How about a 100% CTFE?

Don nospam at nospam.com
Mon Nov 7 11:07:47 PST 2011


On 07.11.2011 19:59, Martin Nowak wrote:
> On Mon, 07 Nov 2011 17:49:30 +0100, Don <nospam at nospam.com> wrote:
>
>> On 07.11.2011 14:13, Gor Gyolchanyan wrote:
>>> After reading
>>>
>>> http://prowiki.org/wiki4d/wiki.cgi?DMDSourceGuide
>>> https://github.com/gor-f-gyolchanyan/dmd/blob/master/src/interpret.c
>>>
>>> I had a thought:
>>> Why not compile and run CTFE code in a separate executable, write it's
>>> output into a file, read that file and include it's contents into the
>>> object file being compiled?
>>> This would cover 100% of D in CTFE, including external function calls
>>> and classes;
>>> String mixins would simply repeat the process of compiling and running
>>> an extra temporary executable.
>>>
>>> This would open up immense opportunities for such things as
>>> library-based build systems and tons of unprecedented stuff, that I
>>> can't imagine ATM.
>>
>> First comment: classes and exceptions now work in dmd git.
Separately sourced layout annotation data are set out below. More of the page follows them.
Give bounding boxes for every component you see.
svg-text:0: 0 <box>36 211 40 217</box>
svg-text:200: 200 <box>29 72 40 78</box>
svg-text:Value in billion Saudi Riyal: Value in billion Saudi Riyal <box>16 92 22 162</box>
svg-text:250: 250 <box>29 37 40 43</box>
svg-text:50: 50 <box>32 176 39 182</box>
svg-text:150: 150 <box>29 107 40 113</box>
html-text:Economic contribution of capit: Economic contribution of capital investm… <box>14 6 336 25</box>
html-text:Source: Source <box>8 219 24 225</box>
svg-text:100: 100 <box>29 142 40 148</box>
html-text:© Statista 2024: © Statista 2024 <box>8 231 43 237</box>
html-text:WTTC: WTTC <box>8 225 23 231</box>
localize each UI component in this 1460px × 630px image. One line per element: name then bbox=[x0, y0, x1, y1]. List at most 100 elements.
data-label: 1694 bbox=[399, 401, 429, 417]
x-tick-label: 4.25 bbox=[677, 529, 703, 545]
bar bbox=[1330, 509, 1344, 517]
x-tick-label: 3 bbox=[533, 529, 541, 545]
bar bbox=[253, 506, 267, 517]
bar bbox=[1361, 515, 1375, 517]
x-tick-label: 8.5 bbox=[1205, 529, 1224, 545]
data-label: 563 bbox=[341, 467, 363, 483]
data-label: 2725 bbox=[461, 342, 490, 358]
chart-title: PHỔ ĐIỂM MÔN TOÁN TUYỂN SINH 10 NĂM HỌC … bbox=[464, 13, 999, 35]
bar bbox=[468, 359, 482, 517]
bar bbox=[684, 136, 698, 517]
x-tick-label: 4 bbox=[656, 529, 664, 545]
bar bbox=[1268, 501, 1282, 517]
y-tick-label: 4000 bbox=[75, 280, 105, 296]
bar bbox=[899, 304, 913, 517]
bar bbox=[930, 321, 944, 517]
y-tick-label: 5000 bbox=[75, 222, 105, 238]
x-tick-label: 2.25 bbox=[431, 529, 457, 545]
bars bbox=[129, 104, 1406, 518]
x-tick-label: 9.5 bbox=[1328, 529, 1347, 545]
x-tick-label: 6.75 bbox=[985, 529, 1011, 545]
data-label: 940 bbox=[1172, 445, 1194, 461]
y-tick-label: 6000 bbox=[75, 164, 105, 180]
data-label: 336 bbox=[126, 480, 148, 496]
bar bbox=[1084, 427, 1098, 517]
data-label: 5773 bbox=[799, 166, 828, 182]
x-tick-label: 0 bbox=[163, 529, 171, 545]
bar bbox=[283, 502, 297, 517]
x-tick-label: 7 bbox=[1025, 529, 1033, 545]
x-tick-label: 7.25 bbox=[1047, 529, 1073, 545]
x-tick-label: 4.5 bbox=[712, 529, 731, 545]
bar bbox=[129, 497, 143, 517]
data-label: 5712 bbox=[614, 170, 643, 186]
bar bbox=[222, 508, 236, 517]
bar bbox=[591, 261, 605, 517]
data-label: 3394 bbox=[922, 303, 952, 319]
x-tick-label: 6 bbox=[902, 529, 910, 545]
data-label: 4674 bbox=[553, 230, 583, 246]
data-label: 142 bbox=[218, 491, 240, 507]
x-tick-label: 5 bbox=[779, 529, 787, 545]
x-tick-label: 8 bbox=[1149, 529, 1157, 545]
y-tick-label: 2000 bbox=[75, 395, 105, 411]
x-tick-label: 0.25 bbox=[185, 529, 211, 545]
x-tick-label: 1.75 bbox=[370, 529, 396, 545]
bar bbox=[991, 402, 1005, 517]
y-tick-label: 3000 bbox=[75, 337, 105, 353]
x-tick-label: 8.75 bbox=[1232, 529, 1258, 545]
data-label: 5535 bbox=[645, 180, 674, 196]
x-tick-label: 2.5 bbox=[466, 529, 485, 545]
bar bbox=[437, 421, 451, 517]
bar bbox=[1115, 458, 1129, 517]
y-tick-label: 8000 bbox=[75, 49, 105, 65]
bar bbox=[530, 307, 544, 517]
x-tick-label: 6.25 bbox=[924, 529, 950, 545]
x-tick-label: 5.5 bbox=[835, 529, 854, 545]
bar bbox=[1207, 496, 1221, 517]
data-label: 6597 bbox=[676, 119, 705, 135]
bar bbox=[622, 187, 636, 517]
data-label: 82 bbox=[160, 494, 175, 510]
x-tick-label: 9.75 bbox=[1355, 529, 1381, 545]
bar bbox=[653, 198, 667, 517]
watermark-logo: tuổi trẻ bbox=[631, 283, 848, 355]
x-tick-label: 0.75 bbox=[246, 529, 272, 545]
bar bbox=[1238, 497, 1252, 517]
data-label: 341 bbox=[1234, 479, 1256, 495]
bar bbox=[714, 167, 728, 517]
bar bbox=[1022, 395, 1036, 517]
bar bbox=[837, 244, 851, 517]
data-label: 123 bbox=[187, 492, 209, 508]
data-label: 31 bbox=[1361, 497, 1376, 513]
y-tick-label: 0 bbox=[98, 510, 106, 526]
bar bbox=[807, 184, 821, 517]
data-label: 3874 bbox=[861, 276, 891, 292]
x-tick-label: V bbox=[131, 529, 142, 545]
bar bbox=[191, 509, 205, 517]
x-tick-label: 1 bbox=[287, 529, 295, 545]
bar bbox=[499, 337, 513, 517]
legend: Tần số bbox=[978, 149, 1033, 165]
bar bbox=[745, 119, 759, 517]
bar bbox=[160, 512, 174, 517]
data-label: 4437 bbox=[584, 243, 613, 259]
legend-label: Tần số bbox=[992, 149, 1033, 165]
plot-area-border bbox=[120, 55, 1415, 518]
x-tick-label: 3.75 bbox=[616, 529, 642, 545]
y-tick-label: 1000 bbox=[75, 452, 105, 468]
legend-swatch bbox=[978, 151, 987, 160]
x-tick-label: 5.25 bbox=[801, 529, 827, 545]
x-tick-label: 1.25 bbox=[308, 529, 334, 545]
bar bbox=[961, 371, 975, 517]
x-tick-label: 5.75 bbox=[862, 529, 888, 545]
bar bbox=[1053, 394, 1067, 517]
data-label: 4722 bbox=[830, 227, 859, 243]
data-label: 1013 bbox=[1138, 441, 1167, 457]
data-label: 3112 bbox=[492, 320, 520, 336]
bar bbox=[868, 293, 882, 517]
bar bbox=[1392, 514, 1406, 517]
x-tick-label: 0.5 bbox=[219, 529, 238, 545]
The
>> remaining limitations on CTFE are intentional.
>>
>> With what you propose:
>> Cross compilation is a _big_ problem. It is not always true that the
>> source CPU is the same as the target CPU. The most trivial example,
>> which applies already for DMD 64bit, is size_t.sizeof. Conditional
>> compilation can magnify these differences. Different CPUs don't just
>> need different backend code generation; they may be quite different in
>> the semantic pass. I'm not sure that this is solvable.
>>
>> version(ARM)
>> {
>> immutable X = armSpecificCode(); // you want to run this on an X86???
>> }
>>
>
> I've always thought that it would be worthwhile to experiment with
> LLVM's JIT engine here.
> But as has been said quite some care will be necessary for cross
> compilation.
> Allowing arbitrary non-pure functions would cause lots troubles.

Yeah, I think JIT for CTFE would be *very* interesting. But mainly for 
reasons of speed rather than functionality.